Absa expects bad debt to increase “significantly,” pushing credit losses well beyond the target range

The ABSA credit loss ratio, which measures estimated bad debt, was above the group's target range.

The ABSA credit loss ratio, which measures estimated bad debt, was above the group’s target range.

  • The ABSA credit loss ratio, which measures estimated bad debt, was above the group’s target range.
  • The bank says South African consumers are being pressured by significantly higher interest rates.
  • ABSA is one of many suffering from a deteriorating credit ratio.
  • For more financial news, go to News24 Business front page.

More Absa customers are struggling because of rising interest rates, with the bank posting a trading update on Friday showing that its credit value for the first half is expected to increase “significantly”.

The bank estimated that this would bring the credit loss ratio – which measures estimated bad debt – to between 1.25% and 1.30%, well above Absa’s intra-cycle credit loss ratio target of 0.75% to 1%.

South African consumers [are] under pressure due to significantly higher interest rates,” the bank wrote in a trading update.

The bank entered 2023 with an already high credit loss ratio after impairment charges rose 61% in 2022.

Read | “We want to keep people in their homes, their cars” – Absa took a hit as she raises disability

Although most of the banks that have recently published trading updates have also indicated a deterioration in their credit loss rates, Absa appears significantly outside the target range compared to the others.

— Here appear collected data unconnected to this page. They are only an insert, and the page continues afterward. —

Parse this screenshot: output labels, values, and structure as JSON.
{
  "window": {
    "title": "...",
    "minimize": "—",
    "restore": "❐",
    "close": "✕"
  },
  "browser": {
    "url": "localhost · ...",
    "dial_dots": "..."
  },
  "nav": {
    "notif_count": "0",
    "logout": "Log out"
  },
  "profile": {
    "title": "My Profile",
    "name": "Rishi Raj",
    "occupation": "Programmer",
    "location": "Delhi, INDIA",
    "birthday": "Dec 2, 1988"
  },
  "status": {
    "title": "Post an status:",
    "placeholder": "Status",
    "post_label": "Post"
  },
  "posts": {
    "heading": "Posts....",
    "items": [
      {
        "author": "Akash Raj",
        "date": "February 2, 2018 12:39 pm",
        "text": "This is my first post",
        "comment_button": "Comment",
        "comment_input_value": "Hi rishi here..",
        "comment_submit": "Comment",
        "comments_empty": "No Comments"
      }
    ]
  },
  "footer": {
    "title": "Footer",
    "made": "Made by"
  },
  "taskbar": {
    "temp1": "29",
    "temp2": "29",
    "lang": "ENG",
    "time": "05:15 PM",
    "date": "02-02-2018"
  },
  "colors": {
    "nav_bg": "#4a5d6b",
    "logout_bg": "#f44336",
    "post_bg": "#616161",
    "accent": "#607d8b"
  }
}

In June, Standard Bank said that although double jumped nearly 50%The group’s credit loss ratio remained within its target range of 0.7% to 1%, although the South African consumer banking franchise breached its target.

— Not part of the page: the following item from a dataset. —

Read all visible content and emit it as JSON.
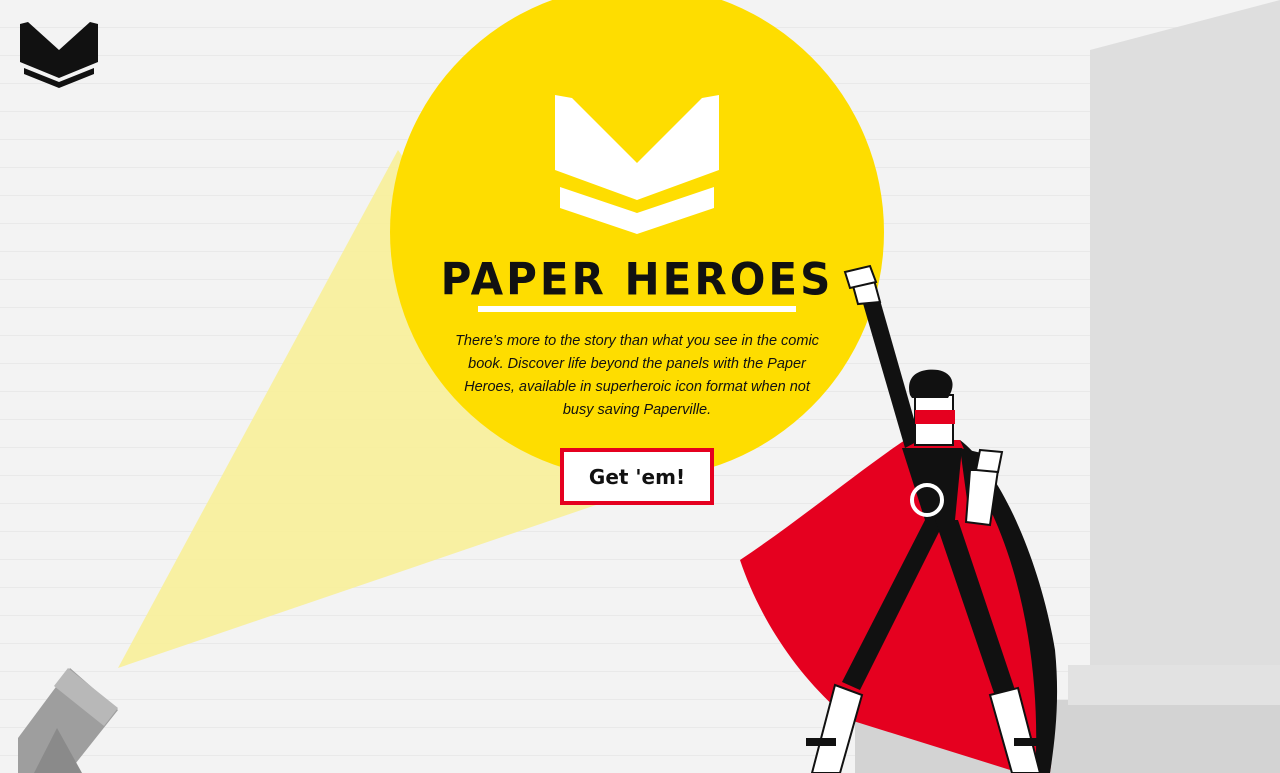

Nedbank said in late June that its rate was above its full-cycle target range of 0.6% to 1%, but it started to improve slightly in May.

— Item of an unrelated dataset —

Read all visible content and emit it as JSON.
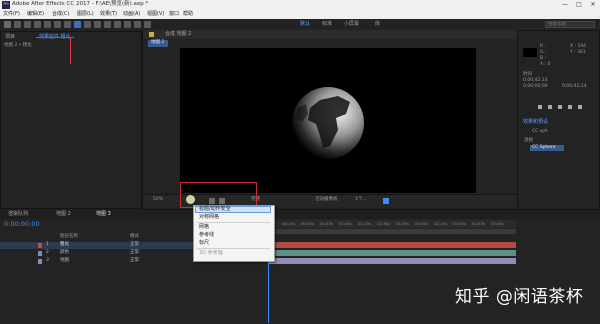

Read | Nedbank lowered its forecast for South African growth, while still benefiting from higher interest rates

But while Absa’s estimated bad debt has been rising rapidly, the bank’s credit loss ratio remains well below the 1.9% it recorded in fiscal 2020. In fact, before that ratio began to climb near the upper end of the bank’s target range in 2022, Absa managed to bring it down to 0.77% in 2021.

Despite this, shares of the group were up more than 1% in morning trading Friday, though they are still down more than 9% so far in 2023.

On the bright side, Absa continued to grow its revenue in the first half of 2023, and expects to report an increase in the low teens when it publishes its 2023 interim financial results on August 14, 2023. The bank reported a mid-teens rise in net interest income, thanks to interest rates The high interest.

However, the high cost of borrowing dampened the growth in the bank’s total customer loans and deposits. But that, too, is still growing in low double digits. The bank also expects high growth in non-interest income from single digit transaction activities and insurance proceeds.